Человек подвержен страху, если он изолирован. Если вокруг него нет просторов, где можно побродить, морских берегов, где можно поваляться на песке, женщин, которых можно поласкать, и он не способен во лжи найти крупицы правды. Человек подвержен страху, если он мал. Если не может коснуться головой листвы дерева, леса, звезд. Человек подвержен страху, если он свыкся с законом притяжения, законом, так же тесно связанным с нашей планетой, как курица с яйцом. На других планетах, где действуют другие законы притяжения, человеку пришлось бы заново научиться жить.
А любовь всегда остается любовью, если душа не покрылась ржавчиной. Тело, носитель любви, может меняться. Очень жаль, если оно не меняется. Но любовь остается всегда неизменной, за каким бы лицом, за какой бы парой стеклянных глаз она ни скрывалась. Это как жажда воды, жажда того, что опережает нас, рушит преграды и стремится к чему-то иному. Это твой голос, слитый с моим голосом, два голоса, отсутствие голоса, это ты и я, когда мы уже не ты и я, а когда мы в ритме барабанов доисторического времени совершаем действо вечное, как солнце.
Он любил свою жену. Когда она горько плакала из-за его измен, то у нее на шее вздувались голубые жилки, напоминающие корни, по которым он спускался глубоко к истокам созидания.

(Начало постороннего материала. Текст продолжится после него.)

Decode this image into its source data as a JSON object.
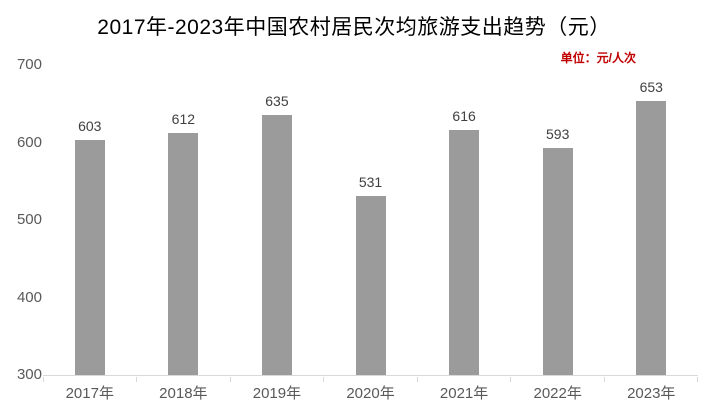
{
  "title": "2017年-2023年中国农村居民次均旅游支出趋势（元）",
  "unit_label": "单位：元/人次",
  "colors": {
    "bar": "#9b9b9b",
    "axis_text": "#595959",
    "data_label_text": "#404040",
    "unit_text": "#c00000",
    "axis_line": "#d9d9d9",
    "title_text": "#000000",
    "background": "#ffffff"
  },
  "chart_data": {
    "type": "bar",
    "title": "2017年-2023年中国农村居民次均旅游支出趋势（元）",
    "categories": [
      "2017年",
      "2018年",
      "2019年",
      "2020年",
      "2021年",
      "2022年",
      "2023年"
    ],
    "values": [
      603,
      612,
      635,
      531,
      616,
      593,
      653
    ],
    "xlabel": "",
    "ylabel": "",
    "ylim": [
      300,
      700
    ],
    "yticks": [
      300,
      400,
      500,
      600,
      700
    ],
    "grid": false,
    "legend": "none",
    "data_labels": true,
    "unit_note": "单位：元/人次"
  }
}
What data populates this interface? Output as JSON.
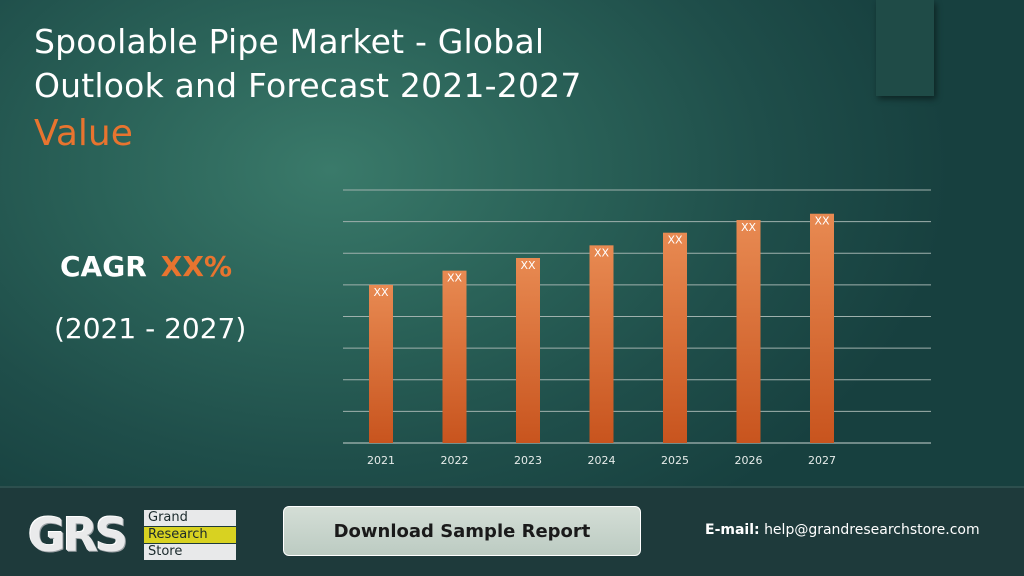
{
  "header": {
    "title_line1": "Spoolable Pipe Market - Global",
    "title_line2": "Outlook and Forecast 2021-2027",
    "subtitle": "Value"
  },
  "summary": {
    "cagr_label": "CAGR",
    "cagr_value": "XX%",
    "period": "(2021 - 2027)"
  },
  "chart_data": {
    "type": "bar",
    "categories": [
      "2021",
      "2022",
      "2023",
      "2024",
      "2025",
      "2026",
      "2027"
    ],
    "values": [
      5.0,
      5.45,
      5.85,
      6.25,
      6.65,
      7.05,
      7.25
    ],
    "data_labels": [
      "XX",
      "XX",
      "XX",
      "XX",
      "XX",
      "XX",
      "XX"
    ],
    "ylim": [
      0,
      8
    ],
    "grid": true,
    "bar_color": "#e07a3f",
    "bar_color_dark": "#c8541e"
  },
  "footer": {
    "logo_letters": "GRS",
    "logo_word1": "Grand",
    "logo_word2": "Research",
    "logo_word3": "Store",
    "download_label": "Download Sample Report",
    "email_label": "E-mail:",
    "email_value": "help@grandresearchstore.com"
  },
  "colors": {
    "accent": "#e8742f",
    "background": "#2a6258",
    "footer": "#1e3a3b"
  }
}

У нее была белоснежная шея, крепкое тело, светлая душа, голос, зовущий его: «Приди». И глаза, большие глаза, устремленные на него, притягательные, как моря, по которым не плавал никогда ни один корабль или плавало много кораблей — это все равно, — горящие земные глаза, затрагивающие струну в его душе, связанную со струной мира. «Я люблю тебя», — говорил он ей, и при этих тысячу раз повторяемых словах, будто по велению сердца, мир вновь становился прекрасным. И опять, как всегда, каждый вечер, как в то время, когда он еще не знал ее, тот же страх: «Придет или не придет?», такое же сердцебиение, пока наконец она не приходила, не приближалась к нему, скованная, несмотря на свою живость, темноволосая, несмотря на белизну тела. И у рук ее был привкус земли.